Efficient, decoupled, and second-order unconditionally energy stable numerical schemes for the coupled Cahn-Hilliard system in copolymer/homopolymer mixtures?

The numerical approximations for the coupled Cahn-Hilliard system describing the phase separation of the copolymer and homopolymer mixtures are considered in this paper. To develop easy to implement time marching schemes with unconditional energy stabilities, we use the Scalar Auxiliary Variable (SAV) approach for achieving two efficient, decoupled, and linear numerical schemes, where a new scalar auxiliary variable is introduced to reformulate the model. The schemes lead to decoupled linear equations with constant coefficients at each time step, and their unique solvability and unconditional energy stabilities are proved rigorously.
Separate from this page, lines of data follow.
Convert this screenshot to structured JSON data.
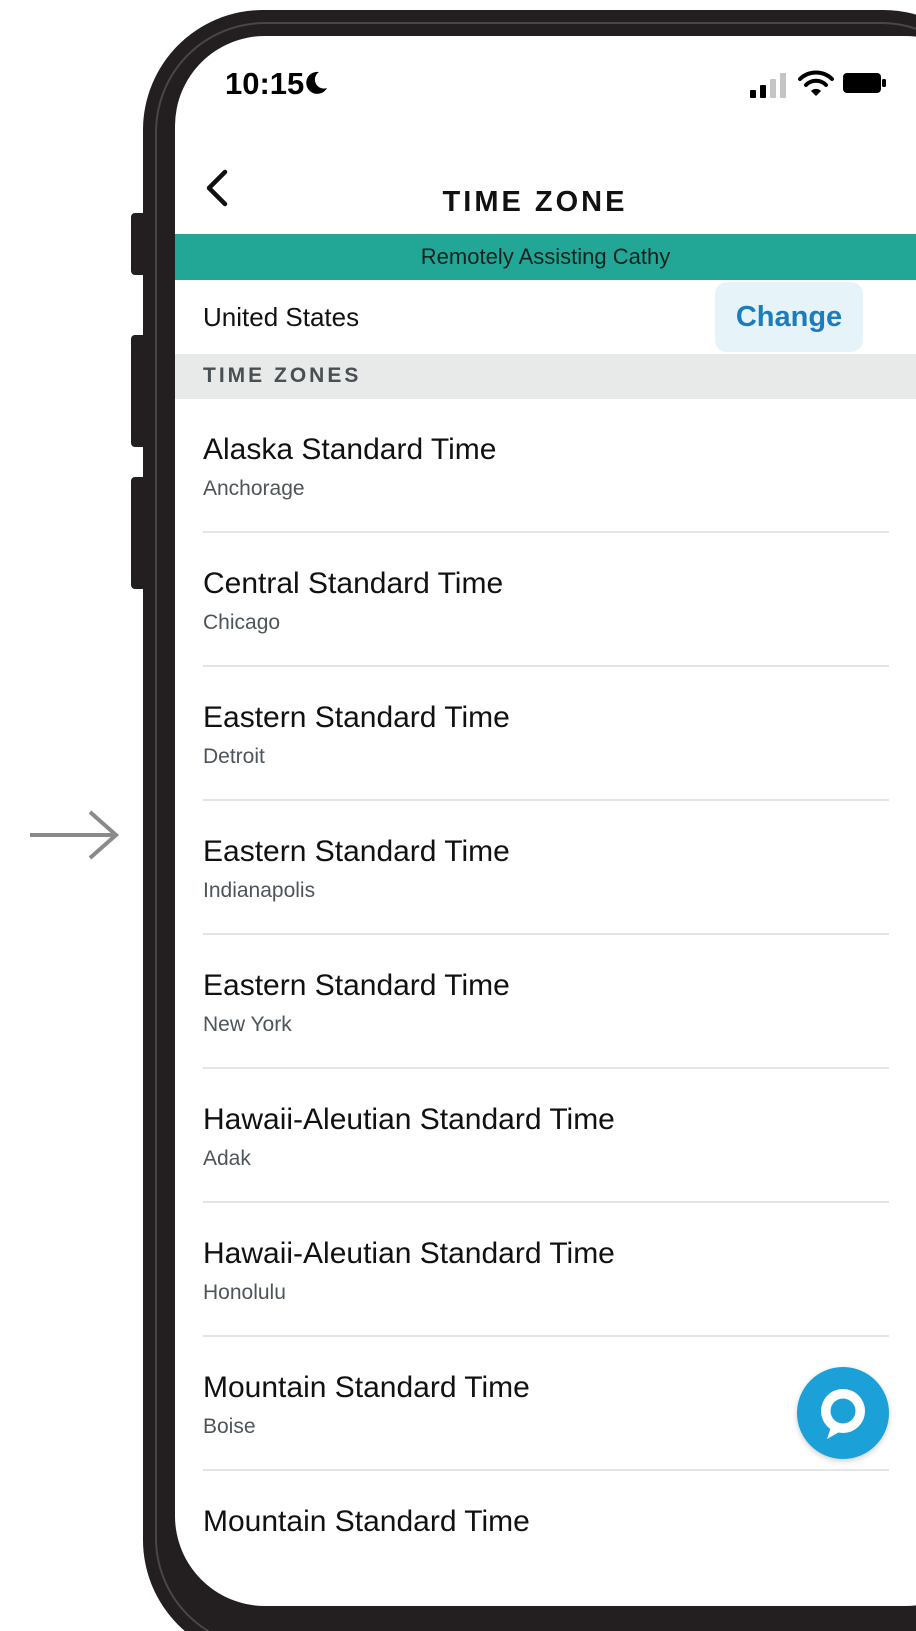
{
  "status_bar": {
    "time": "10:15",
    "icons": [
      "moon-icon",
      "signal-icon",
      "wifi-icon",
      "battery-icon"
    ]
  },
  "header": {
    "title": "TIME ZONE",
    "back_icon": "chevron-left-icon"
  },
  "banner": {
    "text": "Remotely Assisting Cathy",
    "color": "#22a797"
  },
  "country": {
    "value": "United States",
    "change_label": "Change",
    "accent": "#1b7dbd"
  },
  "section": {
    "title": "TIME ZONES"
  },
  "timezones": [
    {
      "name": "Alaska Standard Time",
      "city": "Anchorage"
    },
    {
      "name": "Central Standard Time",
      "city": "Chicago"
    },
    {
      "name": "Eastern Standard Time",
      "city": "Detroit"
    },
    {
      "name": "Eastern Standard Time",
      "city": "Indianapolis"
    },
    {
      "name": "Eastern Standard Time",
      "city": "New York"
    },
    {
      "name": "Hawaii-Aleutian Standard Time",
      "city": "Adak"
    },
    {
      "name": "Hawaii-Aleutian Standard Time",
      "city": "Honolulu"
    },
    {
      "name": "Mountain Standard Time",
      "city": "Boise"
    },
    {
      "name": "Mountain Standard Time",
      "city": ""
    }
  ],
  "alexa_button": {
    "icon": "alexa-icon",
    "color": "#1ca0d8"
  }
}
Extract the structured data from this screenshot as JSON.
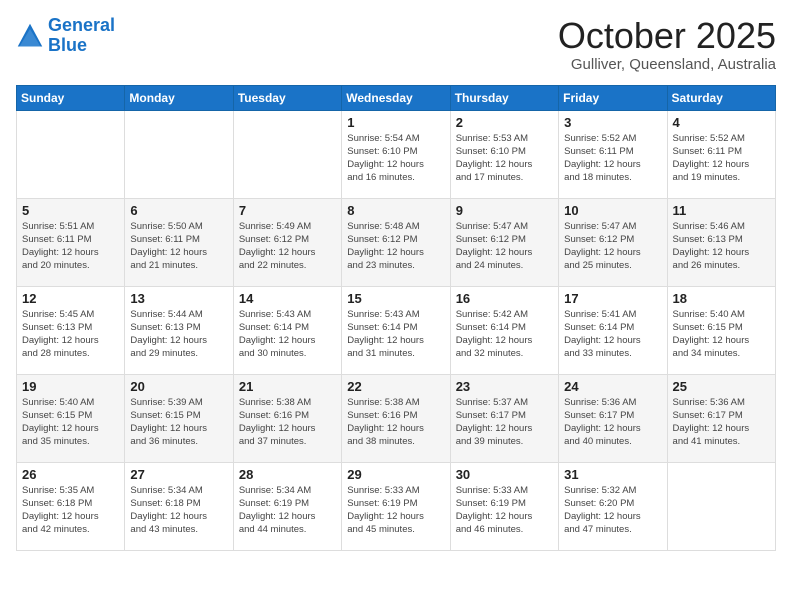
{
  "logo": {
    "line1": "General",
    "line2": "Blue"
  },
  "header": {
    "month": "October 2025",
    "location": "Gulliver, Queensland, Australia"
  },
  "weekdays": [
    "Sunday",
    "Monday",
    "Tuesday",
    "Wednesday",
    "Thursday",
    "Friday",
    "Saturday"
  ],
  "weeks": [
    [
      {
        "day": "",
        "info": ""
      },
      {
        "day": "",
        "info": ""
      },
      {
        "day": "",
        "info": ""
      },
      {
        "day": "1",
        "info": "Sunrise: 5:54 AM\nSunset: 6:10 PM\nDaylight: 12 hours\nand 16 minutes."
      },
      {
        "day": "2",
        "info": "Sunrise: 5:53 AM\nSunset: 6:10 PM\nDaylight: 12 hours\nand 17 minutes."
      },
      {
        "day": "3",
        "info": "Sunrise: 5:52 AM\nSunset: 6:11 PM\nDaylight: 12 hours\nand 18 minutes."
      },
      {
        "day": "4",
        "info": "Sunrise: 5:52 AM\nSunset: 6:11 PM\nDaylight: 12 hours\nand 19 minutes."
      }
    ],
    [
      {
        "day": "5",
        "info": "Sunrise: 5:51 AM\nSunset: 6:11 PM\nDaylight: 12 hours\nand 20 minutes."
      },
      {
        "day": "6",
        "info": "Sunrise: 5:50 AM\nSunset: 6:11 PM\nDaylight: 12 hours\nand 21 minutes."
      },
      {
        "day": "7",
        "info": "Sunrise: 5:49 AM\nSunset: 6:12 PM\nDaylight: 12 hours\nand 22 minutes."
      },
      {
        "day": "8",
        "info": "Sunrise: 5:48 AM\nSunset: 6:12 PM\nDaylight: 12 hours\nand 23 minutes."
      },
      {
        "day": "9",
        "info": "Sunrise: 5:47 AM\nSunset: 6:12 PM\nDaylight: 12 hours\nand 24 minutes."
      },
      {
        "day": "10",
        "info": "Sunrise: 5:47 AM\nSunset: 6:12 PM\nDaylight: 12 hours\nand 25 minutes."
      },
      {
        "day": "11",
        "info": "Sunrise: 5:46 AM\nSunset: 6:13 PM\nDaylight: 12 hours\nand 26 minutes."
      }
    ],
    [
      {
        "day": "12",
        "info": "Sunrise: 5:45 AM\nSunset: 6:13 PM\nDaylight: 12 hours\nand 28 minutes."
      },
      {
        "day": "13",
        "info": "Sunrise: 5:44 AM\nSunset: 6:13 PM\nDaylight: 12 hours\nand 29 minutes."
      },
      {
        "day": "14",
        "info": "Sunrise: 5:43 AM\nSunset: 6:14 PM\nDaylight: 12 hours\nand 30 minutes."
      },
      {
        "day": "15",
        "info": "Sunrise: 5:43 AM\nSunset: 6:14 PM\nDaylight: 12 hours\nand 31 minutes."
      },
      {
        "day": "16",
        "info": "Sunrise: 5:42 AM\nSunset: 6:14 PM\nDaylight: 12 hours\nand 32 minutes."
      },
      {
        "day": "17",
        "info": "Sunrise: 5:41 AM\nSunset: 6:14 PM\nDaylight: 12 hours\nand 33 minutes."
      },
      {
        "day": "18",
        "info": "Sunrise: 5:40 AM\nSunset: 6:15 PM\nDaylight: 12 hours\nand 34 minutes."
      }
    ],
    [
      {
        "day": "19",
        "info": "Sunrise: 5:40 AM\nSunset: 6:15 PM\nDaylight: 12 hours\nand 35 minutes."
      },
      {
        "day": "20",
        "info": "Sunrise: 5:39 AM\nSunset: 6:15 PM\nDaylight: 12 hours\nand 36 minutes."
      },
      {
        "day": "21",
        "info": "Sunrise: 5:38 AM\nSunset: 6:16 PM\nDaylight: 12 hours\nand 37 minutes."
      },
      {
        "day": "22",
        "info": "Sunrise: 5:38 AM\nSunset: 6:16 PM\nDaylight: 12 hours\nand 38 minutes."
      },
      {
        "day": "23",
        "info": "Sunrise: 5:37 AM\nSunset: 6:17 PM\nDaylight: 12 hours\nand 39 minutes."
      },
      {
        "day": "24",
        "info": "Sunrise: 5:36 AM\nSunset: 6:17 PM\nDaylight: 12 hours\nand 40 minutes."
      },
      {
        "day": "25",
        "info": "Sunrise: 5:36 AM\nSunset: 6:17 PM\nDaylight: 12 hours\nand 41 minutes."
      }
    ],
    [
      {
        "day": "26",
        "info": "Sunrise: 5:35 AM\nSunset: 6:18 PM\nDaylight: 12 hours\nand 42 minutes."
      },
      {
        "day": "27",
        "info": "Sunrise: 5:34 AM\nSunset: 6:18 PM\nDaylight: 12 hours\nand 43 minutes."
      },
      {
        "day": "28",
        "info": "Sunrise: 5:34 AM\nSunset: 6:19 PM\nDaylight: 12 hours\nand 44 minutes."
      },
      {
        "day": "29",
        "info": "Sunrise: 5:33 AM\nSunset: 6:19 PM\nDaylight: 12 hours\nand 45 minutes."
      },
      {
        "day": "30",
        "info": "Sunrise: 5:33 AM\nSunset: 6:19 PM\nDaylight: 12 hours\nand 46 minutes."
      },
      {
        "day": "31",
        "info": "Sunrise: 5:32 AM\nSunset: 6:20 PM\nDaylight: 12 hours\nand 47 minutes."
      },
      {
        "day": "",
        "info": ""
      }
    ]
  ]
}
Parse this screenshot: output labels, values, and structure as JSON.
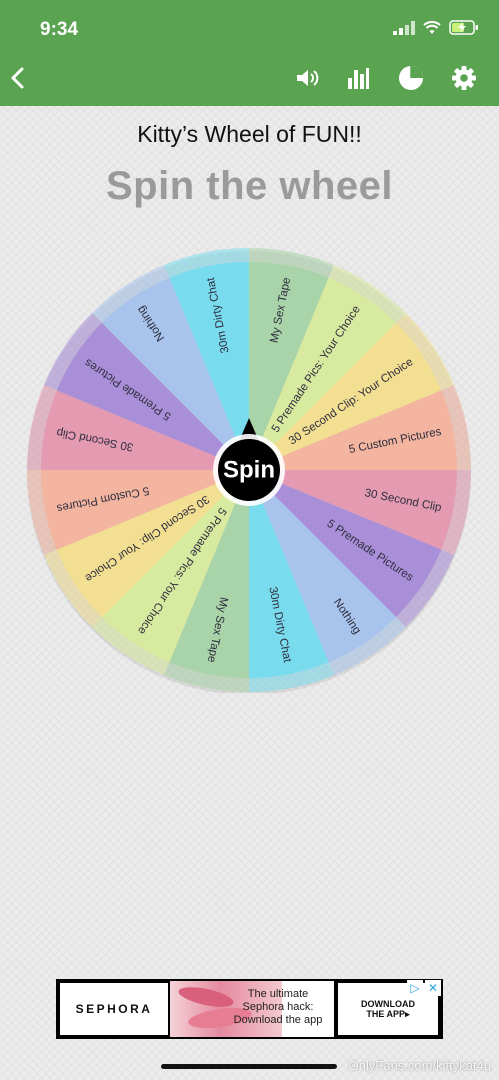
{
  "status_bar": {
    "time": "9:34"
  },
  "toolbar": {
    "back_icon": "chevron-left-icon",
    "icons": [
      "speaker-icon",
      "bar-chart-icon",
      "pie-chart-icon",
      "gear-icon"
    ]
  },
  "page": {
    "title": "Kitty’s Wheel of FUN!!",
    "subtitle": "Spin the wheel"
  },
  "wheel": {
    "center_label": "Spin",
    "segments": [
      {
        "label": "My Sex Tape",
        "color": "#a9d3a8"
      },
      {
        "label": "5 Premade Pics: Your Choice",
        "color": "#d8ea9f"
      },
      {
        "label": "30 Second Clip: Your Choice",
        "color": "#f3df92"
      },
      {
        "label": "5 Custom Pictures",
        "color": "#f3b5a0"
      },
      {
        "label": "30 Second Clip",
        "color": "#e49bb2"
      },
      {
        "label": "5 Premade Pictures",
        "color": "#a98fd8"
      },
      {
        "label": "Nothing",
        "color": "#a8c4ec"
      },
      {
        "label": "30m Dirty Chat",
        "color": "#79dcee"
      },
      {
        "label": "My Sex Tape",
        "color": "#a9d3a8"
      },
      {
        "label": "5 Premade Pics: Your Choice",
        "color": "#d8ea9f"
      },
      {
        "label": "30 Second Clip: Your Choice",
        "color": "#f3df92"
      },
      {
        "label": "5 Custom Pictures",
        "color": "#f3b5a0"
      },
      {
        "label": "30 Second Clip",
        "color": "#e49bb2"
      },
      {
        "label": "5 Premade Pictures",
        "color": "#a98fd8"
      },
      {
        "label": "Nothing",
        "color": "#a8c4ec"
      },
      {
        "label": "30m Dirty Chat",
        "color": "#79dcee"
      }
    ]
  },
  "ad": {
    "brand": "SEPHORA",
    "text": "The ultimate\nSephora hack:\nDownload the app",
    "cta": "DOWNLOAD\nTHE APP▸"
  },
  "watermark": "OnlyFans.com/kittykat4u",
  "colors": {
    "header": "#5aa351",
    "subtitle": "#9a9a9a"
  }
}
Numerical examples are performed to demonstrate the accuracy and energy stability of the proposed schemes, and numerous benchmark simulations are also presented to show a variety of morphologies of pattern formations of the copolymer and homopolymer mixtures. (C) 2020 Elsevier B.V. All rights reserved.

Automated summary

In this paper, numerical approximations for a coupled Cahn-Hilliard system are discussed, aiming at describing phase separation of copolymer and homopolymer mixtures. Two efficient, decoupled, and linear numerical schemes are proposed using the Scalar Auxiliary Variable (SAV) approach, leading to decoupled linear equations with constant coefficients at each time step. Numerical examples and benchmark simulations are conducted to demonstrate the accuracy and energy stability of the proposed schemes.